= Elske Smith =

Dutch-American astronomer

Elske van Panhuys Smith (born 1929) is a Dutch-American astronomer, academic administrator, and author of books on astronomy. She has also been outspoken about discrimination against women in academia.

==Education and career==
Smith was born in 1929 in Monaco as the daughter of a Dutch diplomat. She spent the early years of her life in Austria before moving to the Netherlands, Venezuela, Costa Rica, and finally in 1943 to Boston in the US. She remained in Boston to complete her high school and college education, as her father moved on to more posts. She majored in astronomy at Radcliffe College, after becoming interested in it through a freshman-year friend, and was mentored there by Dutch-American astronomer Bart Bok and by Harlow Shapley. She remained at Harvard University with her husband, Henry Smith, for graduate study on interstellar polarization with Bok. She completed her Ph.D. in 1956.

After difficulties finding a satisfactory solution to their two-body problem, Smith and her husband shifted from stellar astronomy to solar astronomy, then out of fashion, in order to obtain joint positions at the National Solar Observatory on Sacramento Peak, hers initially part-time. After a year, she was able to convert her position there to full time. Seven years later, in the early 1960s, they moved to Boulder, Colorado, so her husband could take a position at the National Bureau of Standards; she became a research fellow at the Joint Institute for Laboratory Astrophysics. They moved again, a year later, to Washington DC, where her husband had a position at NASA; she became a faculty member at the University of Maryland, College Park, and began focusing more on astronomy education than on research.

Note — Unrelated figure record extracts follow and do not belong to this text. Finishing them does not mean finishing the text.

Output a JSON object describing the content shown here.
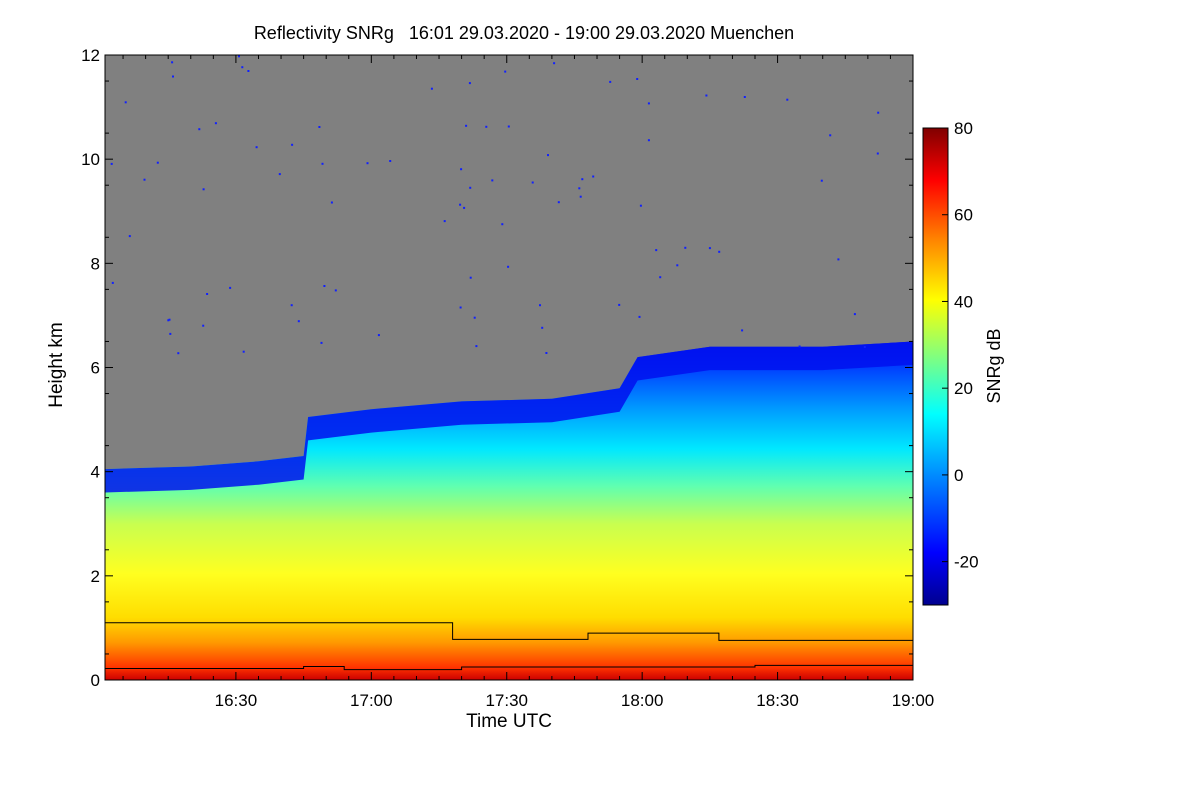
{
  "chart_data": {
    "type": "heatmap",
    "title": "Reflectivity SNRg   16:01 29.03.2020 - 19:00 29.03.2020 Muenchen",
    "xlabel": "Time UTC",
    "ylabel": "Height km",
    "x_range": [
      "16:01",
      "19:00"
    ],
    "ylim": [
      0,
      12
    ],
    "x_ticks": [
      "16:30",
      "17:00",
      "17:30",
      "18:00",
      "18:30",
      "19:00"
    ],
    "y_ticks": [
      "0",
      "2",
      "4",
      "6",
      "8",
      "10",
      "12"
    ],
    "colorbar": {
      "label": "SNRg dB",
      "range": [
        -30,
        80
      ],
      "ticks": [
        "-20",
        "0",
        "20",
        "40",
        "60",
        "80"
      ],
      "colormap": [
        "#00008f",
        "#0000ff",
        "#0080ff",
        "#00ffff",
        "#80ff80",
        "#ffff00",
        "#ff8000",
        "#ff0000",
        "#800000"
      ]
    },
    "background_color": "#808080",
    "echo_top_km": [
      {
        "t": "16:01",
        "h": 4.05
      },
      {
        "t": "16:20",
        "h": 4.1
      },
      {
        "t": "16:35",
        "h": 4.2
      },
      {
        "t": "16:45",
        "h": 4.3
      },
      {
        "t": "16:46",
        "h": 5.05
      },
      {
        "t": "17:00",
        "h": 5.2
      },
      {
        "t": "17:20",
        "h": 5.35
      },
      {
        "t": "17:40",
        "h": 5.4
      },
      {
        "t": "17:55",
        "h": 5.6
      },
      {
        "t": "17:59",
        "h": 6.2
      },
      {
        "t": "18:15",
        "h": 6.4
      },
      {
        "t": "18:40",
        "h": 6.4
      },
      {
        "t": "19:00",
        "h": 6.5
      }
    ],
    "lines": [
      {
        "name": "upper",
        "points": [
          [
            "16:01",
            1.1
          ],
          [
            "17:18",
            1.1
          ],
          [
            "17:18",
            0.78
          ],
          [
            "17:48",
            0.78
          ],
          [
            "17:48",
            0.9
          ],
          [
            "18:17",
            0.9
          ],
          [
            "18:17",
            0.76
          ],
          [
            "19:00",
            0.76
          ]
        ]
      },
      {
        "name": "lower",
        "points": [
          [
            "16:01",
            0.22
          ],
          [
            "16:45",
            0.22
          ],
          [
            "16:45",
            0.26
          ],
          [
            "16:54",
            0.26
          ],
          [
            "16:54",
            0.2
          ],
          [
            "17:20",
            0.2
          ],
          [
            "17:20",
            0.25
          ],
          [
            "18:25",
            0.25
          ],
          [
            "18:25",
            0.28
          ],
          [
            "19:00",
            0.28
          ]
        ]
      }
    ]
  }
}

At Maryland, her work shifted to academic administration, initially as acting director of the astronomy program and eventually as an assistant vice chancellor. She moved to Virginia Commonwealth University as dean of humanities and science, held the position for twelve years, and then prior to retiring became the director of a new program in environmental studies.

==Books==
Smith's books include:
- Solar Flares (with Henry J. Smith, Macmillan, 1963)
- Introductory Astronomy and Astrophysics (with Kenneth C. Jacobs, Saunders, 1973)

==Recognition==
Smith was named a Fellow of the American Association for the Advancement of Science in 1966.